Methods: To investigate the validity of Pfs-IgG3 measurements as a tool to assess these comparative exposure levels on a microgeographical scale, cross-sectional community surveys were conducted over a 10 x 6 km study site in Makueni District, Kenya, during low and high malaria transmission seasons. During both high and low malaria transmission seasons, thick blood smears were examined microscopically and circulating Pfs-IgG3 levels measured from dried blood spot elute. GIS techniques were used to map prevalence of parasitaemia and Pfs-IgG3 levels.
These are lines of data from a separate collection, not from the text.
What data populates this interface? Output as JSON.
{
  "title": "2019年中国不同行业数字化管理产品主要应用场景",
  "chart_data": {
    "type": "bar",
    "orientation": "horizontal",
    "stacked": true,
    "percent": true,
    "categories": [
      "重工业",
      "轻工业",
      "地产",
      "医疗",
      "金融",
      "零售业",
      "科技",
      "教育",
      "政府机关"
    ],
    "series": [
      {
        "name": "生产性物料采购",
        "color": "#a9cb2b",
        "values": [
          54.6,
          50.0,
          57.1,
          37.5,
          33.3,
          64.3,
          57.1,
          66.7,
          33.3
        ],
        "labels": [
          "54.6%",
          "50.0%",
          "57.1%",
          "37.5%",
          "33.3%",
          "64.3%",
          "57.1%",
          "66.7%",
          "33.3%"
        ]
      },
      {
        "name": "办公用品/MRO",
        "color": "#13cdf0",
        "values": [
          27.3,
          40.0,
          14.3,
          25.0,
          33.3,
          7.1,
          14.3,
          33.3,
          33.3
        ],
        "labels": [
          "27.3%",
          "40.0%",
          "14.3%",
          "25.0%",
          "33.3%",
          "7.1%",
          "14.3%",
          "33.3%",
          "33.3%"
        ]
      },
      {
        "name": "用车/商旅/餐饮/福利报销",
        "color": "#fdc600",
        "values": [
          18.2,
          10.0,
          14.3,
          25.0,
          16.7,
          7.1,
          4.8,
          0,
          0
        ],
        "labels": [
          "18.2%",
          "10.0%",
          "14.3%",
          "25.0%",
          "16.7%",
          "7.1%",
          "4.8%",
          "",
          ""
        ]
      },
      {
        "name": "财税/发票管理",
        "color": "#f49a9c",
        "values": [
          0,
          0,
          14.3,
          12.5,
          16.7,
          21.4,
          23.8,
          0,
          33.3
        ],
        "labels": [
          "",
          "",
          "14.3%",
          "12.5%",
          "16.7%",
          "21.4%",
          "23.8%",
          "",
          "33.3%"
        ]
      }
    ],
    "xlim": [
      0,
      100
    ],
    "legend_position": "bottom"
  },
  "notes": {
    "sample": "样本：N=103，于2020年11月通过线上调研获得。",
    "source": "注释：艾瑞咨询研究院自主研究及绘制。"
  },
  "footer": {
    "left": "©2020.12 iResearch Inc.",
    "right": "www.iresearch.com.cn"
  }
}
Results: Microgeographical variations in prevalence of parasitaemia were observed during the high but not the low transmission season. Pfs-IgG3 levels were stable between high and low transmission seasons, but increased with age throughout childhood before reaching a plateau in adults. Adjusting Pfs-IgG3 levels of school-aged children for age prior to mapping resulted in spatial patterns that reflected the microgeographical variations observed for high season prevalence of parasitaemia, however, Pfs-IgG3 levels of adults did not. The distances over which age-adjusted Pfs-IgG3 of school-aged children fluctuated were comparable with those distances over which chronic morbidity has previous been shown to vary.
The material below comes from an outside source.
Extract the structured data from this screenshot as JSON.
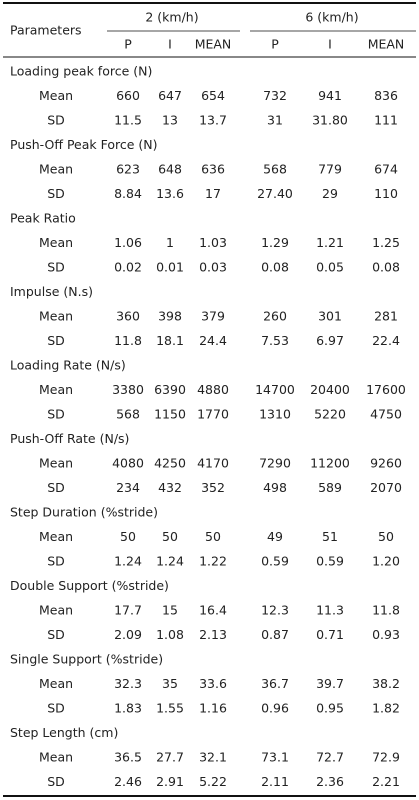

Conclusion: Age-adjusted Pfs-IgG3 levels of school-aged children are stable and when mapped can provide a tool sensitive enough to detect microgeographical variations in malaria exposure, that would be useful for studying the aetiology of morbidities associated with long-term exposure and co-infections.

Figure 1

Malaria prevalence maps for low and high transmission seasons. Maps of malaria prevalence on a household level, as detected from thick blood smears, during (A) a low transmission season (n = 1044) and (B) a high transmission season (n = 973). Also shown is a cluster of households with a higher than expected prevalence of malaria during the high transmission season, detected using the Kulldorff scan technique (RR = 1.542, p = 0.004). Indicated for the cluster are the number of cases and the expected (exp) number of cases.

Figure 2

High transmission season prevalence of parasitaemia with increasing distance from the nearest pond. Prevalence of Plasmodium falciparum parasitaemia is shown for school-aged children (5- to17-yrs, n = 560; clear bars) and adults (>17-yrs, n = 380; striped bars). Significant differences in prevalence were determined by Chi-squared analysis. *Significantly higher prevalence of malaria infection than further from the ponds (p < 0.001).

Figure 3

Age profiles of Pfs-IgG3 levels during low and high transmission seasons. (A) Longitudinal comparisons of mean +/- 2 standard errors low transmission season (circles) and high transmission season (squares) Plasmodium falciparum schizont Ag (Pfs)-IgG3 levels of individuals who participated at both time points (n = 684), stratified by age. Paired t-tests found no significance between low and high malaria transmission season Pfs-IgG3 levels for any age group. (B) Cross-sectional age-related curves of low transmission (circles, solid line; n = 1044) and high transmission (squares, dashed line; n = 973) Pfs-IgG3 levels; bars represent +/- 2 standard errors.

Figure 4

Microgeographical patterns in age adjusted Pfs-IgG3 levels. (A) Map of mean age-adjusted low transmission season Plasmodium falciparum schizont antigen (Pfs)-IgG3 levels (n = 1044), on a household level. Pfs-IgG3 levels were age-adjusted by linear regression which was split at <= 17-yrs and >17-yrs. (B) Age-adjusted Pfs-IgG3 levels with distance of residence from the nearest permanent stream. Shown are the mean levels +/- 2 standard errors. (C) Age-adjusted Pfs-IgG3 levels with distance of residence from the nearest seasonal pond. Shown are the mean levels +/- 2 standard errors.

Figure 5

Microgeographical patterns in age adjusted Pfs-IgG3 levels stratified by age. Shown are the mean +/- 2 standard errors age adjusted low transmission season Plasmodium falciparum schizont antigen (Pfs)-IgG3 levels of school-aged children (5–17 yrs, n = 574) and adults (>17 yrs, n = 435), who live <0.5 km, 0.6–1.5 km and >1.5 km from the nearest water body (either a permanent stream or a seasonal pond). Statistical significance was determined by ANOVA with Hochberg GT2 post-hoc analysis. **Indicates a significantly lower mean age-adjusted Pfs-IgG3 level than those who live within 0.5 km of the nearest water body, p < 0.01, ***p < 0.001.